One cause of this strange movement cannot be emphasised too strongly. It proves that the Christian hope of immortality burns very dimly among us. Those who study the utterances of our religious guides must admit that it is so. References to the future life had, before the war, become rare even in the pulpit. The topic was mainly reserved for letters of condolence, and was then handled gingerly, as if it would not bear much pressure. Working-class audiences and congregations listened eagerly to the wildest promises of an earthly utopia the day after tomorrow, but cooled down at once when they were reminded that 'if in this life only we have hope in Christ, we are of all men most miserable.' Accordingly, the clerical demagogue showed more interest in the unemployed than in the unconverted. Christianity, which began as a revolutionary idealism, had sunk into heralding materialistic revolution. Such teachers have no message of hope and comfort for those who have lost their dearest. And they have, in fact, been deserted. Their secularised Christianity was received with half-contemptuous approval by trade unions, but far deeper hopes, fears, and longings have now been stirred, which concern all men and women alike, and on the answers to which the whole value of existence is now seen to depend. Christianity can answer them, but not the Churches through the mouths of their accredited representatives. And so, instead of 'the blessed hope of everlasting life,' the bereaved have been driven to this pathetic and miserable substitute, the barbaric belief in ghosts and daemons, which was old before Christianity was young.
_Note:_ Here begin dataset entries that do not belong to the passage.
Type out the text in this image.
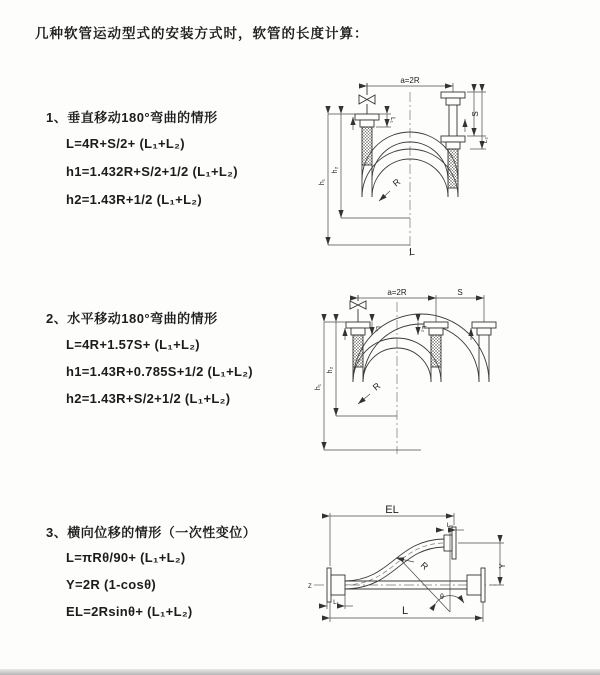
几种软管运动型式的安装方式时，软管的长度计算：
1、垂直移动180°弯曲的情形
L=4R+S/2+ (L₁+L₂)
h1=1.432R+S/2+1/2 (L₁+L₂)
h2=1.43R+1/2 (L₁+L₂)
2、水平移动180°弯曲的情形
L=4R+1.57S+ (L₁+L₂)
h1=1.43R+0.785S+1/2 (L₁+L₂)
h2=1.43R+S/2+1/2 (L₁+L₂)
3、横向位移的情形（一次性变位）
L=πRθ/90+ (L₁+L₂)
Y=2R (1-cosθ)
EL=2Rsinθ+ (L₁+L₂)
a=2R
L₁
S
L₂
h₂
h₁	R
L
a=2R	S
L₁	L₂
h₂
h₁	R
EL
L₂
Y
R
θ
L
L₁
Z
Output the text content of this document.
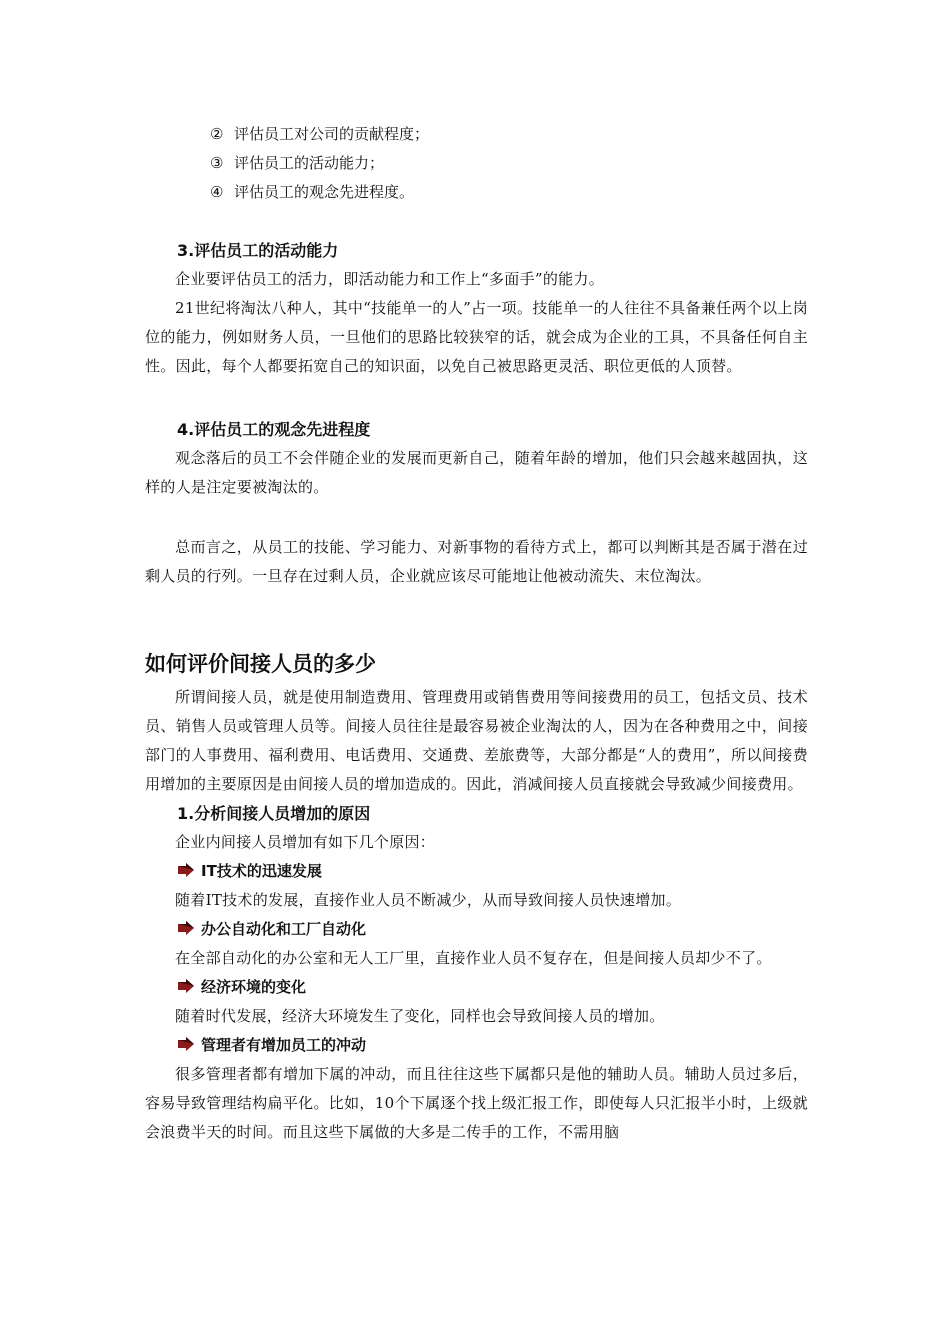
② 评估员工对公司的贡献程度；
③ 评估员工的活动能力；
④ 评估员工的观念先进程度。
3.评估员工的活动能力

企业要评估员工的活力，即活动能力和工作上“多面手”的能力。

21世纪将淘汰八种人，其中“技能单一的人”占一项。技能单一的人往往不具备兼任两个以上岗位的能力，例如财务人员，一旦他们的思路比较狭窄的话，就会成为企业的工具，不具备任何自主性。因此，每个人都要拓宽自己的知识面，以免自己被思路更灵活、职位更低的人顶替。

4.评估员工的观念先进程度

观念落后的员工不会伴随企业的发展而更新自己，随着年龄的增加，他们只会越来越固执，这样的人是注定要被淘汰的。

总而言之，从员工的技能、学习能力、对新事物的看待方式上，都可以判断其是否属于潜在过剩人员的行列。一旦存在过剩人员，企业就应该尽可能地让他被动流失、末位淘汰。

如何评价间接人员的多少

所谓间接人员，就是使用制造费用、管理费用或销售费用等间接费用的员工，包括文员、技术员、销售人员或管理人员等。间接人员往往是最容易被企业淘汰的人，因为在各种费用之中，间接部门的人事费用、福利费用、电话费用、交通费、差旅费等，大部分都是“人的费用”，所以间接费用增加的主要原因是由间接人员的增加造成的。因此，消减间接人员直接就会导致减少间接费用。

1.分析间接人员增加的原因

企业内间接人员增加有如下几个原因：

IT技术的迅速发展

随着IT技术的发展，直接作业人员不断减少，从而导致间接人员快速增加。

办公自动化和工厂自动化

在全部自动化的办公室和无人工厂里，直接作业人员不复存在，但是间接人员却少不了。

经济环境的变化

随着时代发展，经济大环境发生了变化，同样也会导致间接人员的增加。

管理者有增加员工的冲动

很多管理者都有增加下属的冲动，而且往往这些下属都只是他的辅助人员。辅助人员过多后，容易导致管理结构扁平化。比如，10个下属逐个找上级汇报工作，即使每人只汇报半小时，上级就会浪费半天的时间。而且这些下属做的大多是二传手的工作，不需用脑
And what a starveling hope it is that necromancy offers us! An existence as poor and unsubstantial as that of Homer's Hades, which the shade of Achilles would have been glad to exchange for serfdom to the poorest farmer, and with no guarantee of permanence, even if the power of comforting or terrifying surviving relations is supposed to persist for a few years. Such a prospect would add a new terror to death; and none would desire it for himself. It is plainly the dream of an aching heart, which cannot bear to be left alone.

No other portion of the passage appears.